Her voice sent a chill through the room. I waited a beat before going on.

“What happened in the steam room?”

MoM regarded us, her chin held high. It was a moment before she spoke.

“She slipped. The idiot slipped and then sat on the floor laughing about her bruised butt. About how Morgan was going to think it was sexy. About how she hoped it would fade by the time she went on her honeymoon to Maui.”

“So you pushed her,” I said.

“I did no such thing! I reached out to help her—”

“Right. I’ve seen the way you help people. First you create a disaster, so then you can come to the rescue. What did you say to Krissy at Clara’s funeral to trigger her hysterical outburst?”

I was just going on a hunch, but at that moment I was sure MoM had set Krissy up for that slap.

“I don’t know what you’re talking about.”

“I’m talking about you, and your manipulations. If Clara slipped in that steam room it wasn’t an accident, and if she hit her head it was because you pushed her.”

Her eyes flashed. “So what if I did? So what if I took her by that little-girl ponytail and crushed her skull into the bench? Who’s going to prove it?”

Brenda sank to her chair, her hand over her mouth.

“I think—” My voice came out in a croak. “I think that membership card proves something.”

She froze.

“That was your one mistake,” I said softly. “The missing card was the one thing that said it couldn’t have been an accident. So what I’d like to know is—what was so important for you to take from Clara’s locker? Why did you need her card?”

MoM was still motionless, her face flushing but her eyes growing colder. When she spoke it was like the sound of crushed ice.

“Krissy’s file.”

“Krissy?” Eileen said. “What does she have to do with this?”

MoM glanced at her dismissively.

And suddenly, I got it.

“You knew Krissy would get Clara’s job,” I said. “And you knew she’d collapse under the pressure, leaving the way clear for you to step in and save the day.”

I’d been watching the scenario play out ever since we’d gotten there. I just hadn’t realized what was going on.

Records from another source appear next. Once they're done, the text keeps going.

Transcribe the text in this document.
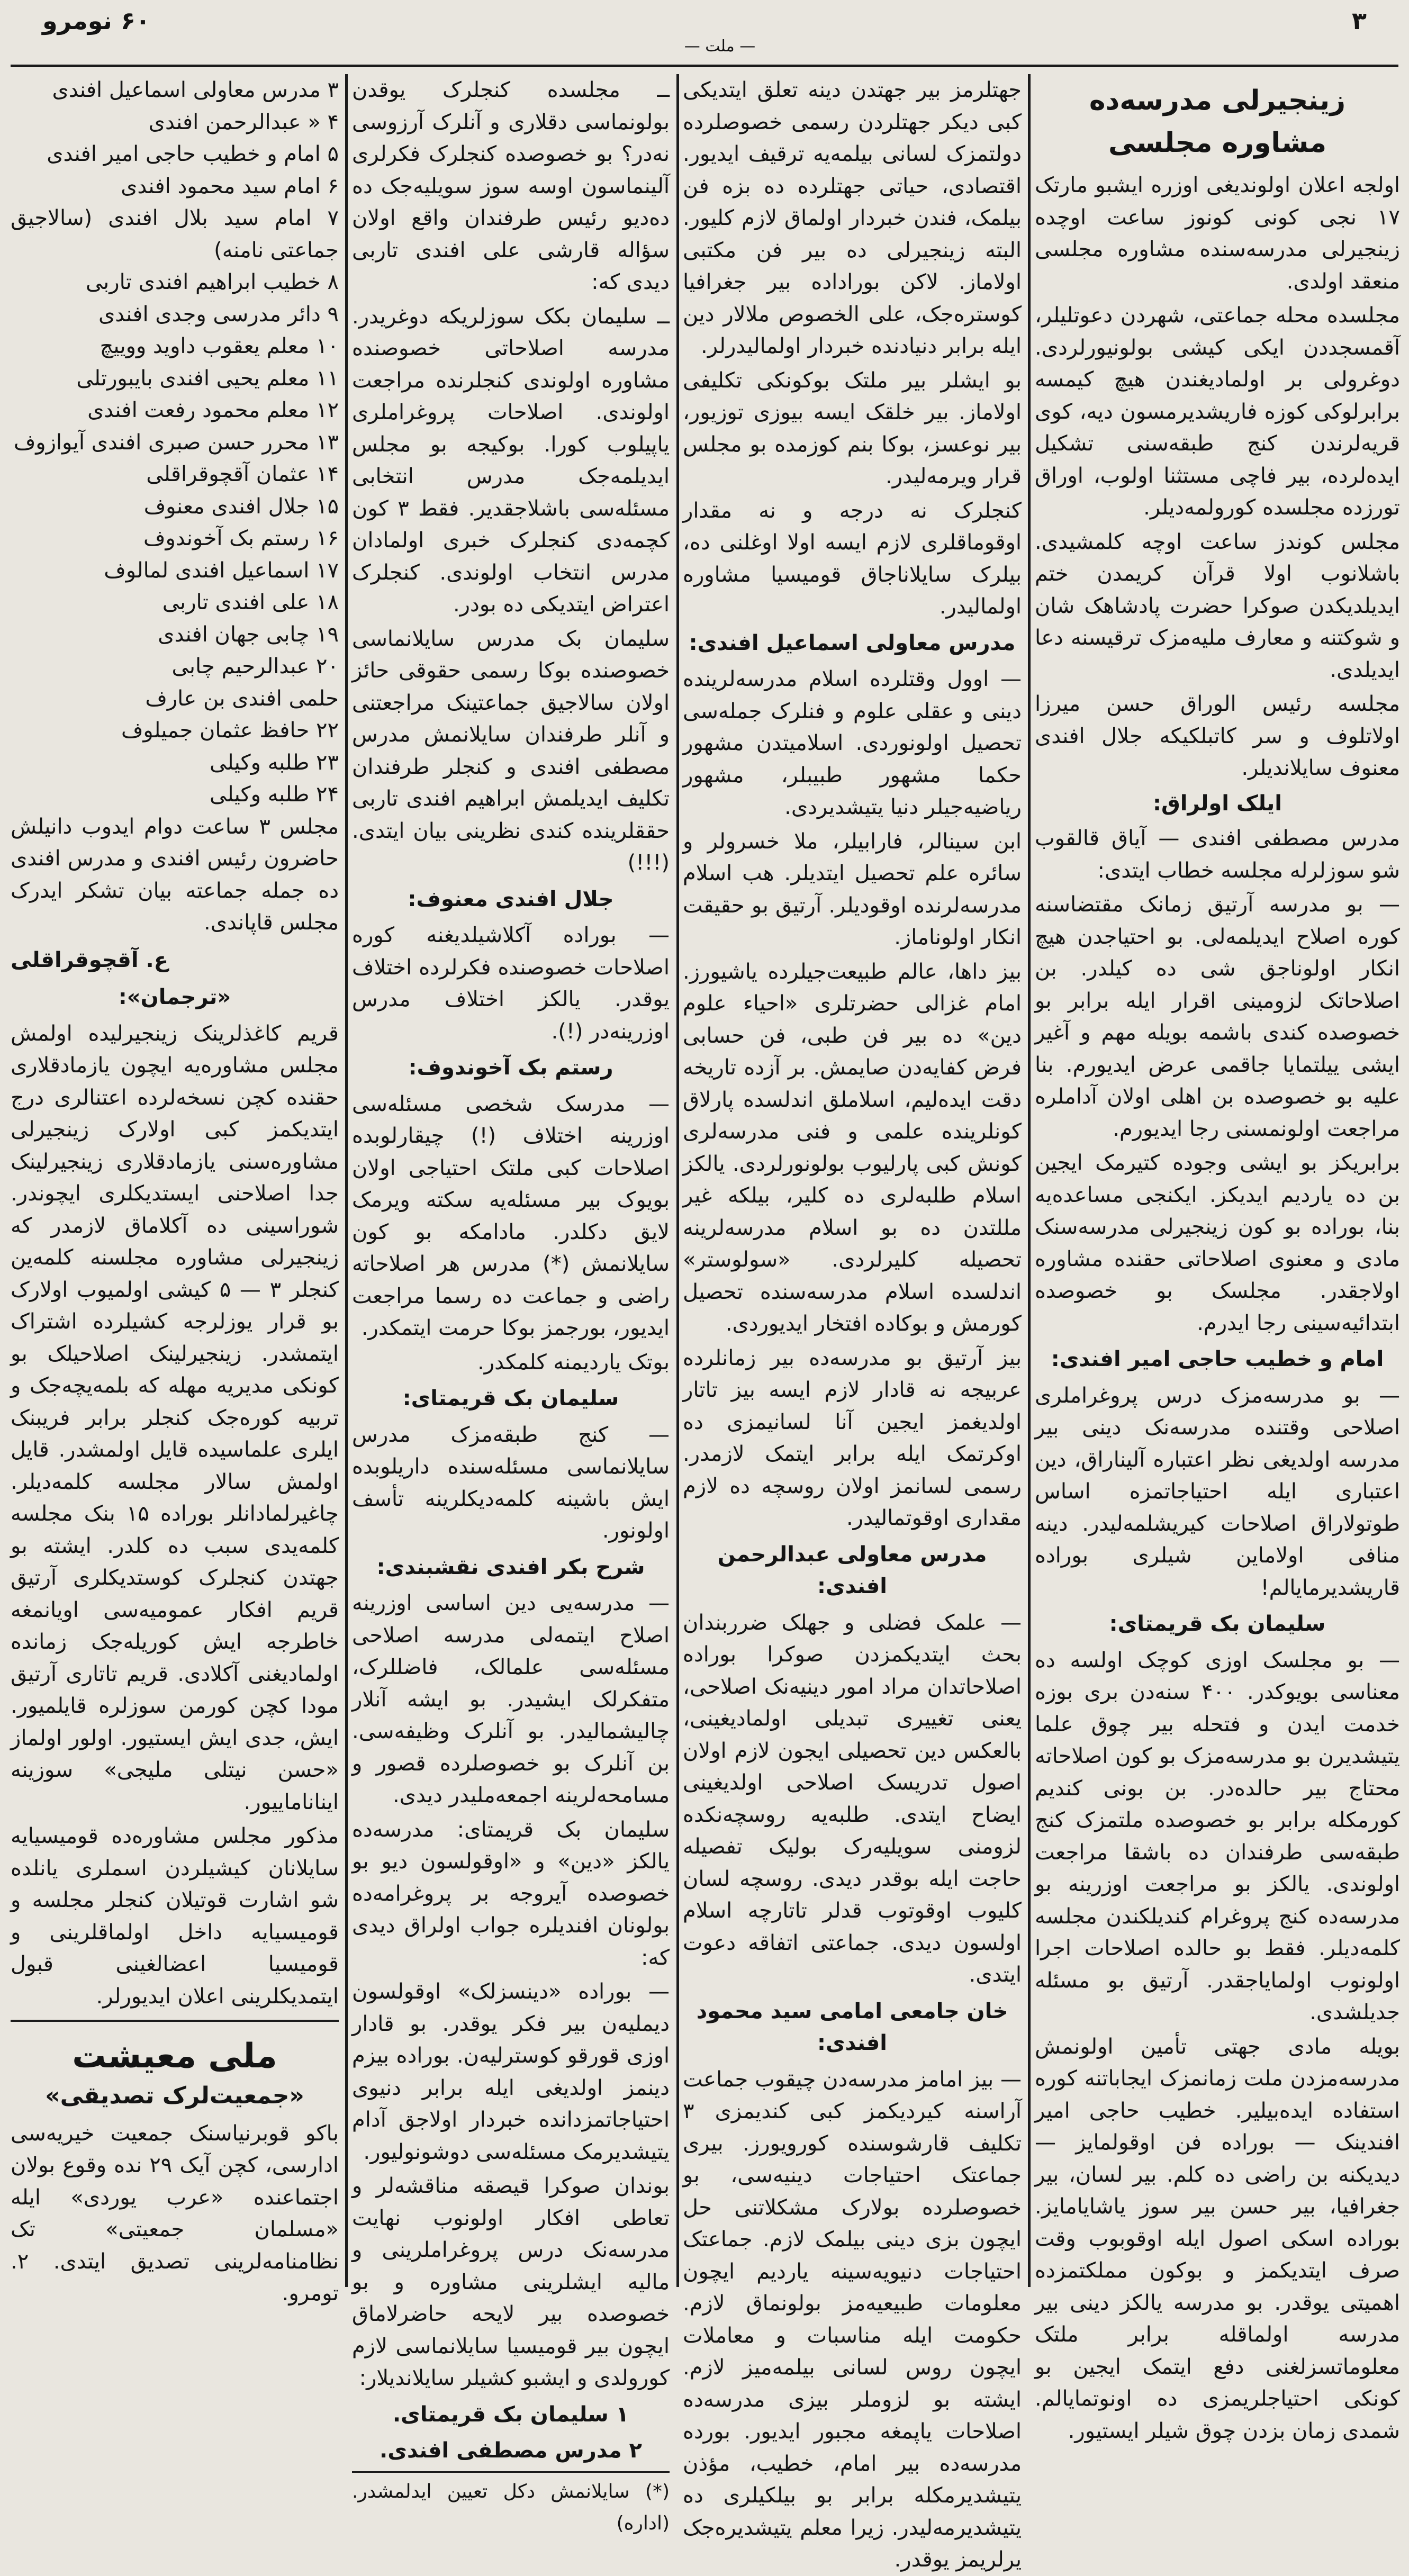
۶۰ نومرو
— ملت —
۳
زینجیرلی مدرسه‌ده مشاوره مجلسی

اولجه اعلان اولوندیغی اوزره ایشبو مارتک ۱۷ نجی کونی کونوز ساعت اوچده زینجیرلی مدرسه‌سنده مشاوره مجلسی منعقد اولدی.

مجلسده محله جماعتی، شهردن دعوتلیلر، آقمسجددن ایکی کیشی بولونیورلردی. دوغرولی بر اولمادیغندن هیچ کیمسه برابرلوکی کوزه فاریشدیرمسون دیه، کوی قریه‌لرندن کنج طبقه‌سنی تشکیل ایده‌لرده، بیر فاچی مستثنا اولوب، اوراق تورزده مجلسده کورولمه‌دیلر.

مجلس کوندز ساعت اوچه کلمشیدی. باشلانوب اولا قرآن کریمدن ختم ایدیلدیکدن صوکرا حضرت پادشاهک شان و شوکتنه و معارف ملیه‌مزک ترقیسنه دعا ایدیلدی.

مجلسه رئیس الوراق حسن میرزا اولاتلوف و سر کاتبلکیکه جلال افندی معنوف سایلاندیلر.

ایلک اولراق:

مدرس مصطفی افندی — آیاق قالقوب شو سوزلرله مجلسه خطاب ایتدی:

— بو مدرسه آرتیق زمانک مقتضاسنه کوره اصلاح ایدیلمه‌لی. بو احتیاجدن هیچ انکار اولوناجق شی ده کیلدر. بن اصلاحاتک لزومینی اقرار ایله برابر بو خصوصده کندی باشمه بویله مهم و آغیر ایشی ییلتمایا جاقمی عرض ایدیورم. بنا علیه بو خصوصده بن اهلی اولان آداملره مراجعت اولونمسنی رجا ایدیورم.

برابریکز بو ایشی وجوده کتیرمک ایجین بن ده یاردیم ایدیکز. ایکنجی مساعده‌یه بنا، بوراده بو کون زینجیرلی مدرسه‌سنک مادی و معنوی اصلاحاتی حقنده مشاوره اولاجقدر. مجلسک بو خصوصده ابتدائیه‌سینی رجا ایدرم.

امام و خطیب حاجی امیر افندی:

— بو مدرسه‌مزک درس پروغراملری اصلاحی وقتنده مدرسه‌نک دینی بیر مدرسه اولدیغی نظر اعتباره آلیناراق، دین اعتباری ایله احتیاجاتمزه اساس طوتولاراق اصلاحات کیریشلمه‌لیدر. دینه منافی اولاماین شیلری بوراده قاریشدیرمایالم!

سلیمان بک قریمتای:

— بو مجلسک اوزی کوچک اولسه ده معنا‌سی بویوکدر. ۴۰۰ سنه‌دن بری بوزه خدمت ایدن و فتحله بیر چوق علما یتیشدیرن بو مدرسه‌مزک بو کون اصلاحاته محتاج بیر حالده‌در. بن بونی کندیم کورمکله برابر بو خصوصده ملتمزک کنج طبقه‌سی طرفندان ده باشقا مراجعت اولوندی. یالکز بو مراجعت اوزرینه بو مدرسه‌ده کنج پروغرام کندیلکندن مجلسه کلمه‌دیلر. فقط بو حالده اصلاحات اجرا اولونوب اولمایاجقدر. آرتیق بو مسئله جدیلشدی.

بویله مادی جهتی تأمین اولونمش مدرسه‌مزدن ملت زمانمزک ایجاباتنه کوره استفاده ایده‌بیلیر. خطیب حاجی امیر افندینک — بوراده فن اوقولمایز — دیدیکنه بن راضی ده کلم. بیر لسان، بیر جغرافیا، بیر حسن بیر سوز یاشایامایز. بوراده اسکی اصول ایله اوقوبوب وقت صرف ایتدیکمز و بوکون مملکتمزده اهمیتی یوقدر. بو مدرسه یالکز دینی بیر مدرسه اولماقله برابر ملتک معلوماتسزلغنی دفع ایتمک ایجین بو کونکی احتیاجلریمزی ده اونوتمایالم. شمدی زمان بزدن چوق شیلر ایستیور.

جهتلرمز بیر جهتدن دینه تعلق ایتدیکی کبی دیکر جهتلردن رسمی خصوصلرده دولتمزک لسانی بیلمه‌یه ترقیف ایدیور. اقتصادی، حیاتی جهتلرده ده بزه فن بیلمک، فندن خبردار اولماق لازم کلیور. البته زینجیرلی ده بیر فن مکتبی اولاماز. لاکن بوراداده بیر جغرافیا کوستره‌جک، علی الخصوص ملالار دین ایله برابر دنیادنده خبردار اولمالیدرلر.

بو ایشلر بیر ملتک بوکونکی تکلیفی اولاماز. بیر خلقک ایسه بیوزی توزیور، بیر نوعسز، بوکا بنم کوزمده بو مجلس قرار ویرمه‌لیدر.

کنجلرک نه درجه و نه مقدار اوقوماقلری لازم ایسه اولا اوغلنی ده، بیلرک سایلاناجاق قومیسیا مشاوره اولمالیدر.

مدرس معاولی اسماعیل افندی:

— اوول وقتلرده اسلام مدرسه‌لرینده دینی و عقلی علوم و فنلرک جمله‌سی تحصیل اولونوردی. اسلامیتدن مشهور حکما مشهور طبیبلر، مشهور ریاضیه‌جیلر دنیا یتیشدیردی.

ابن سینالر، فارابیلر، ملا خسرولر و سائره علم تحصیل ایتدیلر. هب اسلام مدرسه‌لرنده اوقودیلر. آرتیق بو حقیقت انکار اولوناماز.

بیز داها، عالم طبیعت‌جیلرده یاشیورز. امام غزالی حضرتلری «احیاء علوم دین» ده بیر فن طبی، فن حسابی فرض کفایه‌دن صایمش. بر آزده تاریخه دقت ایده‌لیم، اسلاملق اندلسده پارلاق کونلرینده علمی و فنی مدرسه‌لری کونش کبی پارلیوب بولونورلردی. یالکز اسلام طلبه‌لری ده کلیر، بیلکه غیر مللتدن ده بو اسلام مدرسه‌لرینه تحصیله کلیرلردی. «سولوستر» اندلسده اسلام مدرسه‌سنده تحصیل کورمش و بوکاده افتخار ایدیوردی.

بیز آرتیق بو مدرسه‌ده بیر زمانلرده عربیجه نه قادار لازم ایسه بیز تاتار اولدیغمز ایجین آنا لسانیمزی ده اوکرتمک ایله برابر ایتمک لازمدر. رسمی لسانمز اولان روسچه ده لازم مقداری اوقوتمالیدر.

مدرس معاولی عبدالرحمن افندی:

— علمک فضلی و جهلک ضرربندان بحث ایتدیکمزدن صوکرا بوراده اصلاحاتدان مراد امور دینیه‌نک اصلاحی، یعنی تغییری تبدیلی اولمادیغینی، بالعکس دین تحصیلی ایجون لازم اولان اصول تدریسک اصلاحی اولدیغینی ایضاح ایتدی. طلبه‌یه روسچه‌نکده لزومنی سویلیه‌رک بولیک تفصیله حاجت ایله بوقدر دیدی. روسچه لسان کلیوب اوقوتوب قدلر تاتارچه اسلام اولسون دیدی. جماعتی اتفاقه دعوت ایتدی.

خان جامعی امامی سید محمود افندی:

— بیز امامز مدرسه‌دن چیقوب جماعت آراسنه کیردیکمز کبی کندیمزی ۳ تکلیف قارشوسنده کورویورز. بیری جماعتک احتیاجات دینیه‌سی، بو خصوصلرده بولارک مشکلاتنی حل ایچون بزی دینی بیلمک لازم. جماعتک احتیاجات دنیویه‌سینه یاردیم ایچون معلومات طبیعیه‌مز بولونماق لازم. حکومت ایله مناسبات و معاملات ایچون روس لسانی بیلمه‌میز لازم. ایشته بو لزوملر بیزی مدرسه‌ده اصلاحات یاپمغه مجبور ایدیور. بورده مدرسه‌ده بیر امام، خطیب، مؤذن یتیشدیرمکله برابر بو بیلکیلری ده یتیشدیرمه‌لیدر. زیرا معلم یتیشدیره‌جک یرلریمز یوقدر.

ــ مجلسده کنجلرک یوقدن بولونماسی دقلاری و آنلرک آرزوسی نه‌در؟ بو خصوصده کنجلرک فکرلری آلینماسون اوسه سوز سویلیه‌جک ده ده‌دیو رئیس طرفندان واقع اولان سؤاله قارشی علی افندی تاربی دیدی که:

ــ سلیمان بکک سوزلریکه دوغریدر. مدرسه اصلاحاتی خصوصنده مشاوره اولوندی کنجلرنده مراجعت اولوندی. اصلاحات پروغراملری یاپیلوب کورا. بوکیجه بو مجلس ایدیلمه‌جک مدرس انتخابی مسئله‌سی باشلاجقدیر. فقط ۳ کون کچمه‌دی کنجلرک خبری اولمادان مدرس انتخاب اولوندی. کنجلرک اعتراض ایتدیکی ده بودر.

سلیمان بک مدرس سایلانماسی خصوصنده بوکا رسمی حقوقی حائز اولان سالاجیق جماعتینک مراجعتنی و آنلر طرفندان سایلانمش مدرس مصطفی افندی و کنجلر طرفندان تکلیف ایدیلمش ابراهیم افندی تاربی حققلرینده کندی نظرینی بیان ایتدی.(!!!)

جلال افندی معنوف:

— بوراده آکلاشیلدیغنه کوره اصلاحات خصوصنده فکرلرده اختلاف یوقدر. یالکز اختلاف مدرس اوزرینه‌در (!).

رستم بک آخوندوف:

— مدرسک شخصی مسئله‌سی اوزرینه اختلاف (!) چیقارلوبده اصلاحات کبی ملتک احتیاجی اولان بویوک بیر مسئله‌یه سکته ویرمک لایق دکلدر. مادامکه بو کون سایلانمش (*) مدرس هر اصلاحاته راضی و جماعت ده رسما مراجعت ایدیور، بورجمز بوکا حرمت ایتمکدر.

بوتک یاردیمنه کلمکدر.

سلیمان بک قریمتای:

— کنج طبقه‌مزک مدرس سایلانماسی مسئله‌سنده داریلوبده ایش باشینه کلمه‌دیکلرینه تأسف اولونور.

شرح بکر افندی نقشبندی:

— مدرسه‌یی دین اساسی اوزرینه اصلاح ایتمه‌لی مدرسه اصلاحی مسئله‌سی علمالک، فاضللرک، متفکرلک ایشیدر. بو ایشه آنلار چالیشمالیدر. بو آنلرک وظیفه‌سی. بن آنلرک بو خصوصلرده قصور و مسامحه‌لرینه اجمعه‌ملیدر دیدی.

سلیمان بک قریمتای: مدرسه‌ده یالکز «دین» و «اوقولسون دیو بو خصوصده آیروجه بر پروغرامه‌ده بولونان افندیلره جواب اولراق دیدی که:

— بوراده «دینسزلک» اوقولسون دیملیه‌ن بیر فکر یوقدر. بو قادار اوزی قورقو کوسترلیه‌ن. بوراده بیزم دینمز اولدیغی ایله برابر دنیوی احتیاجاتمزدانده خبردار اولاجق آدام یتیشدیرمک مسئله‌سی دوشونولیور.

بوندان صوکرا قیصقه مناقشه‌لر و تعاطی افکار اولونوب نهایت مدرسه‌نک درس پروغراملرینی و مالیه ایشلرینی مشاوره و بو خصوصده بیر لایحه حاضرلاماق ایچون بیر قومیسیا سایلانماسی لازم کورولدی و ایشبو کشیلر سایلاندیلار:

۱ سلیمان بک قریمتای.
۲ مدرس مصطفی افندی.
(*) سایلانمش دکل تعیین ایدلمشدر. (اداره)
۳ مدرس معاولی اسماعیل افندی
۴ « عبدالرحمن افندی
۵ امام و خطیب حاجی امیر افندی
۶ امام سید محمود افندی
۷ امام سید بلال افندی (سالاجیق جماعتی نامنه)
۸ خطیب ابراهیم افندی تاربی
۹ دائر مدرسی وجدی افندی
۱۰ معلم یعقوب داوید ووییچ
۱۱ معلم یحیی افندی بایبورتلی
۱۲ معلم محمود رفعت افندی
۱۳ محرر حسن صبری افندی آیوازوف
۱۴ عثمان آقچوقراقلی
۱۵ جلال افندی معنوف
۱۶ رستم بک آخوندوف
۱۷ اسماعیل افندی لمالوف
۱۸ علی افندی تاربی
۱۹ چابی جهان افندی
۲۰ عبدالرحیم چابی
حلمی افندی بن عارف
۲۲ حافظ عثمان جمیلوف
۲۳ طلبه وکیلی
۲۴ طلبه وکیلی

مجلس ۳ ساعت دوام ایدوب دانیلش حاضرون رئیس افندی و مدرس افندی ده جمله جماعته بیان تشکر ایدرک مجلس قاپاندی.

ع. آقچوقراقلی
«ترجمان»:

قریم کاغذلرینک زینجیرلیده اولمش مجلس مشاوره‌یه ایچون یازمادقلاری حقنده کچن نسخه‌لرده اعتنالری درج ایتدیکمز کبی اولارک زینجیرلی مشاوره‌سنی یازمادقلاری زینجیرلینک جدا اصلاحنی ایستدیکلری ایچوندر. شوراسینی ده آکلاماق لازمدر که زینجیرلی مشاوره مجلسنه کلمه‌ین کنجلر ۳ — ۵ کیشی اولمیوب اولارک بو قرار یوزلرجه کشیلرده اشتراک ایتمشدر. زینجیرلینک اصلاحیلک بو کونکی مدیریه مهله که بلمه‌یچه‌جک و تربیه کوره‌جک کنجلر برابر فریبنک ایلری علماسیده قایل اولمشدر. قایل اولمش سالار مجلسه کلمه‌دیلر. چاغیرلمادانلر بوراده ۱۵ بنک مجلسه کلمه‌یدی سبب ده کلدر. ایشته بو جهتدن کنجلرک کوستدیکلری آرتیق قریم افکار عمومیه‌سی اویانمغه خاطرجه ایش کوریله‌جک زمانده اولمادیغنی آکلادی. قریم تاتاری آرتیق مودا کچن کورمن سوزلره قایلمیور. ایش، جدی ایش ایستیور. اولور اولماز «حسن نیتلی ملیجی» سوزینه ایناناماییور.

مذکور مجلس مشاوره‌ده قومیسیایه سایلانان کیشیلردن اسملری یانلده شو اشارت قوتیلان کنجلر مجلسه و قومیسیایه داخل اولماقلرینی و قومیسیا اعضالغینی قبول ایتمدیکلرینی اعلان ایدیورلر.

ملی معیشت
«جمعیت‌لرک تصدیقی»

باکو قوبرنیاسنک جمعیت خیریه‌سی ادارسی، کچن آیک ۲۹ نده وقوع بولان اجتماعنده «عرب یوردی» ایله «مسلمان جمعیتی» تک نظامنامه‌لرینی تصدیق ایتدی. ۲. تومرو.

“Why did you keep Clara’s ID card?” Simon still held it. “You had to know it was evidence.”

Her mouth twisted. “I’m allowed one mistake, aren’t I?”

But I didn’t think it had been a mistake. She’d wanted to keep the card. She’d been proud of it. Hadn’t she filed it under Accomplishments?

She straightened again, and glanced at the wall clock. “Well, I have to admit I didn’t plan for this today. Which leaves us with a problem.”

“What are you going to do now?” Eileen asked. “Kill all of us?”

She blinked. “If I have to.” The she pulled a gun out of her pocket. “And I think I have to.”

I stared at the gun. And I remembered suddenly that I had a gun too. It was in my laptop bag, which was in front of Brenda on the table. I began to move slowly toward it.

“You can’t possibly plan to murder us all and expect to get away with it,” Eileen said.

“I know that,” she snapped. “You’re coming with me.”

“Oh, no we’re not,” I said firmly. I’ve seen enough episodes of Oprah on the subject to know that when a crazed killer invites you for a ride, the smart thing to do is decline.

“I have the gun.” She waved it. “That means you’ll do what I say.”

My bag was in reach. “Like hell we will—”

I might have made a mad grab for my gun if the two glass walls of the conference room hadn’t suddenly exploded.

There was an ear-splitting crash as the glass shattered and disintegrated. Everyone in the room screamed and dove for cover. But when the dust cleared and we crawled out from under the desk there was only one person with any serious damage.

And she was on the ground, with Flank standing over her.